Artemis data shows that Polygon has over $3 billion in stablecoin supply and handled over $29 billion in the last 30 days. Of these funds, payments accounted for over $480 million. In contrast, while USDC transaction volume was $3.7 trillion, its payment volume was less than $100 million.
Polygon’s growth has led to a surge in POL burning rate. In a post, the team noted that the network generated over 13.6 million in fees at its peak and burned 12.5 million tokens. Indeed, the number of POL tokens burned this year alone is much higher than the total burned in 2025.
Polymarket has also helped to drive Polygon’s growth. Data shows that Polymarket had over $646 million in volume in the last seven days and over $2.34 billion in the last 30 days.
POL Price Technical Analysis

The daily chart shows that the Polygon price has staged a strong comeback as we predicted here.
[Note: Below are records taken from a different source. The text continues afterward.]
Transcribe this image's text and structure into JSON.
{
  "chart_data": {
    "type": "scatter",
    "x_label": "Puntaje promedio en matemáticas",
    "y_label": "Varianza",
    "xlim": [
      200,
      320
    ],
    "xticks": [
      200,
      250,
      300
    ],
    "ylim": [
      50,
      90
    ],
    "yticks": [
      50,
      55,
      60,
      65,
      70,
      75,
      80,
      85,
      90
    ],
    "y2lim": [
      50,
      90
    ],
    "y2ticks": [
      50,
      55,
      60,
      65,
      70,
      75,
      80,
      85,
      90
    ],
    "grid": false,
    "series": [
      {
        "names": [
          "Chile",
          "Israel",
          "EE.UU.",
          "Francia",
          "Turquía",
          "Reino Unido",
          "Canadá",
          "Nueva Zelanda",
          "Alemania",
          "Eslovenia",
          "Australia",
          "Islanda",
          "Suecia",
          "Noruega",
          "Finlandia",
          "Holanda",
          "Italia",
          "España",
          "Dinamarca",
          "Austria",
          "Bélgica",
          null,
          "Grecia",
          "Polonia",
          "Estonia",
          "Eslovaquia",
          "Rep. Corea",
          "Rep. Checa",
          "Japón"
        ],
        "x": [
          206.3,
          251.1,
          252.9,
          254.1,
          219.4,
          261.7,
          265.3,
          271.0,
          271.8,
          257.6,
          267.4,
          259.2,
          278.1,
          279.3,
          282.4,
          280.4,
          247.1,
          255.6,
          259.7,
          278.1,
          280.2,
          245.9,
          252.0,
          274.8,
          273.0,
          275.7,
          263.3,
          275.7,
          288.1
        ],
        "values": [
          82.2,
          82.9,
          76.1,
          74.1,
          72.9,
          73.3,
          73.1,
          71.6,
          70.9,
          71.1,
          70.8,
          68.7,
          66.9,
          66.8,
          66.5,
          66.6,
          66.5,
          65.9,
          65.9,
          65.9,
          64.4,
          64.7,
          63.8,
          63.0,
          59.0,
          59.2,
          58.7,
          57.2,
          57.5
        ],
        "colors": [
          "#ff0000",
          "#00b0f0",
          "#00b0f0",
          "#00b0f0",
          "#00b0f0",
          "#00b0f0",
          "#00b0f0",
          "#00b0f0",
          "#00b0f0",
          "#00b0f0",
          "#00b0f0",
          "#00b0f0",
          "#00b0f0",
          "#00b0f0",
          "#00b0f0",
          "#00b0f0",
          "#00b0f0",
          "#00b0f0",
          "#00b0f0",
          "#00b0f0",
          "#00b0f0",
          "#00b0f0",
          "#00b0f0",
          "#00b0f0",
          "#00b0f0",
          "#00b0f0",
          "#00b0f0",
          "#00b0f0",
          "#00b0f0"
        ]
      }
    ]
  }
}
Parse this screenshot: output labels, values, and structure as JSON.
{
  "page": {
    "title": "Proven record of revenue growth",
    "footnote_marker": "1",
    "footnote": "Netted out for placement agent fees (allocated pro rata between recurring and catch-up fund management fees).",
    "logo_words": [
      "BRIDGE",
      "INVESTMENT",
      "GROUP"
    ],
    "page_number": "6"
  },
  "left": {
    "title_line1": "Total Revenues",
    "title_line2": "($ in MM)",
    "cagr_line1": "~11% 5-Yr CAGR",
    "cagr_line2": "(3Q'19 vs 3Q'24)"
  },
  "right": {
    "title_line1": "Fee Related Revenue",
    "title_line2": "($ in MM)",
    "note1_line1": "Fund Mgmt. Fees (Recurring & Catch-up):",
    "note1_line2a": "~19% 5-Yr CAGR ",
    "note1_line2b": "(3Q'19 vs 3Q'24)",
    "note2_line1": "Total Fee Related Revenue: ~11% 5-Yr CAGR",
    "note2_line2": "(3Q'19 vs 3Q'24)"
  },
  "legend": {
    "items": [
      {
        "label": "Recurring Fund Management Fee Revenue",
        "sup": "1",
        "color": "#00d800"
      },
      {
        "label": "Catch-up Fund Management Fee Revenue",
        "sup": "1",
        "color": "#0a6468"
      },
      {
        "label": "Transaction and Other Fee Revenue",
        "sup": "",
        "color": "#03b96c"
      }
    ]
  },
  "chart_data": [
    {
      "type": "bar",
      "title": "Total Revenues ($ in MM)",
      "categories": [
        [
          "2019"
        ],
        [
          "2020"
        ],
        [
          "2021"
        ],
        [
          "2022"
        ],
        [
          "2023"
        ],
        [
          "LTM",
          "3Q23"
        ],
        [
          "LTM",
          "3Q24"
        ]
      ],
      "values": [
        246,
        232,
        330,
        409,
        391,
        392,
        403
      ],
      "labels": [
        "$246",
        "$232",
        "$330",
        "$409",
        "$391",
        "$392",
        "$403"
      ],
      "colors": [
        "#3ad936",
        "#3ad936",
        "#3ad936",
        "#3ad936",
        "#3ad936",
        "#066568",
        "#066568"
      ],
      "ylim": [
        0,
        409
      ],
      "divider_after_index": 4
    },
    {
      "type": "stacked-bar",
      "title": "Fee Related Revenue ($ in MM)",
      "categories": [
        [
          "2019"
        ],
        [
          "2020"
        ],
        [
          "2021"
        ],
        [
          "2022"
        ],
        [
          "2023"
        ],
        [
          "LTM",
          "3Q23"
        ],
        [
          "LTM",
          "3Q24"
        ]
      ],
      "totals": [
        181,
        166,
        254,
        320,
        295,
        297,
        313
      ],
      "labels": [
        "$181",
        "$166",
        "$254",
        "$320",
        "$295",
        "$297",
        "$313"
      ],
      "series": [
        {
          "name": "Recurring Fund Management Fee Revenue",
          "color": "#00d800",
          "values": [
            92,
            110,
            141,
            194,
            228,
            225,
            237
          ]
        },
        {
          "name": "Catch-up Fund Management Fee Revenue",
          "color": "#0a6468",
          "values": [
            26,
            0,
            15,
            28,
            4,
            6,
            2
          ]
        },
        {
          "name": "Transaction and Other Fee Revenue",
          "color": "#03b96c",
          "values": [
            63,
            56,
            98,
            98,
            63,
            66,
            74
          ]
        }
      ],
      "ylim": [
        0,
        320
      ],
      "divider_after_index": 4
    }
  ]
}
This rebound occurred as investors remained wary of competition from other layer-2 chains, such as Base and Arbitrum.
The token has now moved above the 23.6% Fibonacci Retracement level and the 50-day and 25-day Exponential Moving Averages (EMA). Also, the Supertrend indicator has turned green, while top oscillators like the RSI and the MACD are rising.
Therefore, the coin will likely continue soaring as bulls target the 50% retracement level at $0.20, which is ~22% above the current level.